A loud snap, maybe ten yards away, finally stopped him. He caught a glimpse of a long-armed shadow slipping among the trees. Without even casting Cheryl a final glance, Devin leaped into his SUV, gunned the engine, and spun it toward the sounds.
Am I bad enough now?
At once, something leaped from the woods, out onto the hood, its arms, impossibly, nearly twice as long as its legs. It smashed its thick claws down, but the car lurched forward, sending it sprawling over the roof and onto the dirt road.
Devin threw the SUV into reverse and slammed into it. It felt like he’d damaged the car. The thing howled, maybe in pain, making a sound like the wind, then jumped at the SUV again. The big car spun on the dirt road and moved forward, slowly at first. Devin wanted to make sure the thing would follow. When it did, Devin sped up, pushing the gas pedal, bit by bit, to the floor.
Inside the Civic, head and body aching, heart shredded, Cheryl wiped the blood from her lips and watched the SUV race away. A dark and hungry thing ripped along behind it, pulling itself with long arms as it leaped—no, flew—from tre
e to tree, not quite catching up, not quite falling behind.
As long as she could, Cheryl followed with teary eyes as the thing chased the sleek car into the jagged shades of blackness as Devin passed completely through the forest’s edge.
EPILOGUE
In Lockwood Orphanage…
Down the shadowed halls and far above the classroom where Daphne and Shirley sat enraptured by Mary’s tale…
Anne stumbled out of the Red Room, her face streaked with tears. She felt weak and confused. So much of the dread of that place still filled her head. The Headmistress held the door for her, a look of cruel satisfaction carved on her face.
“Not so smart now, are you?” the terrifying woman asked.

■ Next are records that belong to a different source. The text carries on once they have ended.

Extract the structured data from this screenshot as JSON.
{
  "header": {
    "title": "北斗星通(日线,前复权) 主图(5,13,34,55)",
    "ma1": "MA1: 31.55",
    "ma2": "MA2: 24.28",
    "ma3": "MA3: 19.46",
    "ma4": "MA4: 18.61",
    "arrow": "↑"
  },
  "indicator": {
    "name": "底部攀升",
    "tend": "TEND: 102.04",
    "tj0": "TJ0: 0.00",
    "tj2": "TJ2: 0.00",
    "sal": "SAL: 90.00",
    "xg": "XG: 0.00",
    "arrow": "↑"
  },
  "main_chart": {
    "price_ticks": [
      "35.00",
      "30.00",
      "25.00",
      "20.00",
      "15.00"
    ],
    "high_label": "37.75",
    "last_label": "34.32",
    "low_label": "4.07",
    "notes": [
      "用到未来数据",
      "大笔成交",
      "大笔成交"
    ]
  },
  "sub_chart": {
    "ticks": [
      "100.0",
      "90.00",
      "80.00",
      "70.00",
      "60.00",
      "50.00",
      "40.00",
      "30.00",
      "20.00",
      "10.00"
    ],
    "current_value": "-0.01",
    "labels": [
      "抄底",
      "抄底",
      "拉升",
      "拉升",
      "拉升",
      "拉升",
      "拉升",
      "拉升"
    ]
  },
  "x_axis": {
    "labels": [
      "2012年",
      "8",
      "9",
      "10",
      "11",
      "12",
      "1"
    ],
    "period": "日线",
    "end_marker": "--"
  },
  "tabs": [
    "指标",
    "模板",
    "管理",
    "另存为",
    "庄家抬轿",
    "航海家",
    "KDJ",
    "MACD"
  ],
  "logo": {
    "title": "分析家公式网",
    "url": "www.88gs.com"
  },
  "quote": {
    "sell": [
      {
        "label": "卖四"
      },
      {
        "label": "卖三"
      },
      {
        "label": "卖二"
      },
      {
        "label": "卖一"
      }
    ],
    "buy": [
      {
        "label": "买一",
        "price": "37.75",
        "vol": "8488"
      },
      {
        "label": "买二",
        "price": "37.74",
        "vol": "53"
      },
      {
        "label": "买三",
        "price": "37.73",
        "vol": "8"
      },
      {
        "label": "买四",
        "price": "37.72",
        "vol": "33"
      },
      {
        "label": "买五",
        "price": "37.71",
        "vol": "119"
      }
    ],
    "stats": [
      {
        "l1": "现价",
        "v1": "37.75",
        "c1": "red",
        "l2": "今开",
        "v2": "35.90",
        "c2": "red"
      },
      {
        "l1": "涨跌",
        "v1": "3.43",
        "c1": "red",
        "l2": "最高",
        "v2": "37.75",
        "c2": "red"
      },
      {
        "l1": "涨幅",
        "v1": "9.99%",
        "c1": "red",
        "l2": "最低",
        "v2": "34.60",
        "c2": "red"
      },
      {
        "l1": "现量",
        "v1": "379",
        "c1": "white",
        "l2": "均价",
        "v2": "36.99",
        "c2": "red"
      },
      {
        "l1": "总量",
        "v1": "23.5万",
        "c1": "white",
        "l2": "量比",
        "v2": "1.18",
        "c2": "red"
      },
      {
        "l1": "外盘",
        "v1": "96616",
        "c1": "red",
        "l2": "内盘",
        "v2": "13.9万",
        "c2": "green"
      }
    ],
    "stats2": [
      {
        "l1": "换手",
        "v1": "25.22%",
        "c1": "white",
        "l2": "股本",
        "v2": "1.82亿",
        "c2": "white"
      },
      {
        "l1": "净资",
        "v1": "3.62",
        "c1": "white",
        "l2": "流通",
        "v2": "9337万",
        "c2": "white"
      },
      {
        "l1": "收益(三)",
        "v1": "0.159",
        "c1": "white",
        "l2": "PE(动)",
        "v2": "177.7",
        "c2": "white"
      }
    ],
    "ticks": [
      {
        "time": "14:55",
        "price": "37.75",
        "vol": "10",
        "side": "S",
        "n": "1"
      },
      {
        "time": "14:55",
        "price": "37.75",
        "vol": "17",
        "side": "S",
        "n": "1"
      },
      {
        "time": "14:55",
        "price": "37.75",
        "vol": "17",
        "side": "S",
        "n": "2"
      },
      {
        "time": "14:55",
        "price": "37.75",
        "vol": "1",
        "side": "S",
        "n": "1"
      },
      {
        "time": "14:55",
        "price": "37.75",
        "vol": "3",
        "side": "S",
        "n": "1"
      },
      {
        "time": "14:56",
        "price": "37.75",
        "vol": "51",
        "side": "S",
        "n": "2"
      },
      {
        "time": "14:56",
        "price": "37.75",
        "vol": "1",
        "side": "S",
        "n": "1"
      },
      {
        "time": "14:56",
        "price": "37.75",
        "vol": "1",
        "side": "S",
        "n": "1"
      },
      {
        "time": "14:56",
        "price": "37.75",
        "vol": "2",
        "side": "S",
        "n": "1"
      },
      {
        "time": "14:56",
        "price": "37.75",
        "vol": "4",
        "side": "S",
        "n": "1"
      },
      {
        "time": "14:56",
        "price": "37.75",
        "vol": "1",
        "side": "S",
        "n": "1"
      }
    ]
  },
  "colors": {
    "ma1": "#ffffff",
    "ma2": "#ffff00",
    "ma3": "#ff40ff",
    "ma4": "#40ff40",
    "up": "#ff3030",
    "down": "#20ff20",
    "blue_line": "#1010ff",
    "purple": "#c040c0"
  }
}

Anne didn’t answer. She couldn’t. She heard the words, but the moment they entered her mind, they were swept away in a scarlet tide. Amid this rushing horror, her own thoughts began to emerge:
Headmistress…Shirley…big-mouthed Shirley…her fault…all her fault…they didn’t come for me…Daphne, Mary…They let her drag me away…the bones…Where are the bones?…my turn to hide the bones…
A final, horrible remnant of the Red Room, an indescribable terror trapped behind that door with her, flashed through her memory. Anne cried out, swatting the air with her hands.
Then, the memory was gone.
“Damn,” Anne whispered. “That so sucked.”
“Where are your little friends, now?” the Headmistress asked, peering down all superior and pleased. “They didn’t lift a finger to help you. And look, they didn’t even come to see if you were well, after such a difficult night.”
“They’re not my friends,” Anne said. “I’m trapped here with them, just like I’m trapped here with you. We’re just flies in the same jar.”
“As long as you hold no illusions about their loyalty,” the Headmistress said. “At least with me, there is no pretense.”
Yeah, like we’re gonna bond, Anne thought. “Can I go, now?”